Portugal precisará de novo resgate até final do ano

Portugal sucederá à Grécia nas preocupações com a crise das dívidas soberanas na Europa, refere hoje o jornal alemão Die Welt, citando fontes não identificadas do governo de Berlim a prever que será necessário um segundo resgate ainda este ano.

A restruturação da dívida grega, após o acordo alcançado com os credores privados, dá algum tempo à zona euro para respirar, mas no Outono o risco de bancarrota de países da moeda única em dificuldades financeiras, como a Grécia e Portugal, voltará a agudizar-se, prevê o diário conservador.

Sobretudo se não houver progressos na Grécia, os parceiros europeus poderão "fechar a torneira" a Atenas, o risco de bancarrota regressará, e a crise pode alastrar a outros países do sul da Europa, segundo o Die Welt.

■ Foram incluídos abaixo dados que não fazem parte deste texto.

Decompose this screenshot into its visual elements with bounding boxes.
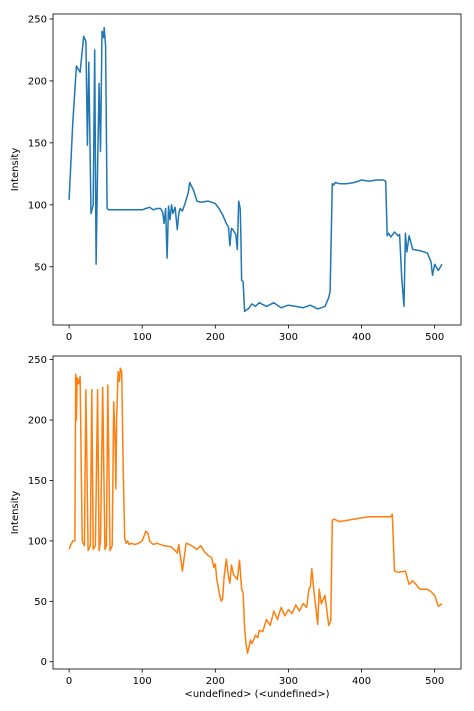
y-tick-label: 100 <box>28 200 47 211</box>
bottom-chart-ticks: 0 100 200 300 400 500 0 50 100 150 200 250 <box>28 355 444 687</box>
y-tick-label: 150 <box>28 138 47 149</box>
top-chart-series <box>68 26 443 313</box>
y-tick-label: 200 <box>28 416 47 427</box>
x-tick-label: 300 <box>279 676 298 687</box>
series-line <box>68 26 443 313</box>
bottom-chart-series <box>68 367 443 655</box>
bottom-chart-frame <box>52 355 462 670</box>
y-tick-label: 100 <box>28 536 47 547</box>
top-chart-ticks: 0 100 200 300 400 500 50 100 150 200 250 <box>28 14 444 343</box>
x-tick-label: 500 <box>425 676 444 687</box>
bottom-chart-y-axis-label: Intensity <box>10 491 21 535</box>
bottom-chart-x-axis-label: <undefined> (<undefined>) <box>184 689 329 700</box>
bottom-chart: 0 100 200 300 400 500 0 50 100 150 200 250 Intensit… <box>10 355 462 700</box>
x-tick-label: 200 <box>206 332 225 343</box>
x-tick-label: 0 <box>66 332 72 343</box>
x-tick-label: 100 <box>133 676 152 687</box>
series-line <box>68 367 443 655</box>
y-tick-label: 150 <box>28 476 47 487</box>
x-tick-label: 400 <box>352 332 371 343</box>
x-tick-label: 500 <box>425 332 444 343</box>
y-tick-label: 250 <box>28 14 47 25</box>
top-chart-frame <box>52 13 462 326</box>
x-tick-label: 300 <box>279 332 298 343</box>
top-chart-y-axis-label: Intensity <box>10 148 21 192</box>
x-tick-label: 400 <box>352 676 371 687</box>
x-tick-label: 200 <box>206 676 225 687</box>
y-tick-label: 0 <box>41 657 47 668</box>
y-tick-label: 50 <box>34 262 47 273</box>
x-tick-label: 0 <box>66 676 72 687</box>
y-tick-label: 250 <box>28 355 47 366</box>
y-tick-label: 50 <box>34 597 47 608</box>
y-tick-label: 200 <box>28 76 47 87</box>
x-tick-label: 100 <box>133 332 152 343</box>
top-chart: 0 100 200 300 400 500 50 100 150 200 250 Intensity <box>10 13 462 343</box>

"O país que suscita mais preocupações é Portugal, e em círculos do governo alemão não se exclui que Lisboa precise de mais dinheiro da União Europeia, ainda no segundo semestre deste ano", diz o matutino germânico.

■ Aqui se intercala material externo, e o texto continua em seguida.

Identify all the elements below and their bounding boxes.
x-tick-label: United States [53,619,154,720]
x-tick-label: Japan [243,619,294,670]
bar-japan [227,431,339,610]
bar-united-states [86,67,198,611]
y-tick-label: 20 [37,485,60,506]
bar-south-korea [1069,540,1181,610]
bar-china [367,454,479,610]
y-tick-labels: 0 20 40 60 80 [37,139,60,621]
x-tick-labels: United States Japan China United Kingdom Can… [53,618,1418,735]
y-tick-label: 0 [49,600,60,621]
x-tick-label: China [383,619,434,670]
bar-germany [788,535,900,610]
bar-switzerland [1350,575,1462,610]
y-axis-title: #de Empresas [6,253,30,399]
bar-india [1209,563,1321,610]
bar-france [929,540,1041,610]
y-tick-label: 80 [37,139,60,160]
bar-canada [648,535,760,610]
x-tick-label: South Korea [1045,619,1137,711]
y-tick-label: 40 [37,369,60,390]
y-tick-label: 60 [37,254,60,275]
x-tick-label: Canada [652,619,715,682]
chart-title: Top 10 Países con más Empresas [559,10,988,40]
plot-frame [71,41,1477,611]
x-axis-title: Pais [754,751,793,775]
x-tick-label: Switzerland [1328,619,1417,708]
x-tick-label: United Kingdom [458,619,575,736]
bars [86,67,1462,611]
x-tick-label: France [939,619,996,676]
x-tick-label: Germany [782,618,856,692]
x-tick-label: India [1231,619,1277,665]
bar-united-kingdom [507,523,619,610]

"Os Estados não conseguirão pagar as suas dívidas se não lograrem ter crescimento económico, e até agora não há sinais de retoma nenhuma nos países em crise", disse o professor de economia da Universidade de Oxford, Clemens Fuest, citado pelo Die Welt.

Para o mesmo especialista alemão, é tudo uma questão de confiança, e no segundo semestre de 2012 a situação dos países em crise não melhorar, os receios dos investidores de perderem o dinheiro investido em Portugal, se também houver uma reestruturação da dívida portuguesa.

Fuest não exclui mesmo a hipótese de a crise se agravar, em vez de melhorar.

Isto porque, explicou o economista germânico, o Banco Central Europeu inundou a zona euro com injeções de capital, os bancos compraram ainda mais títulos da dívida pública de países do sul da Europa, o risco que correm aumentou e, provavelmente, também o nervosismo aumentará, se houver sinais de um agravamento da situação, advertiu Fuest.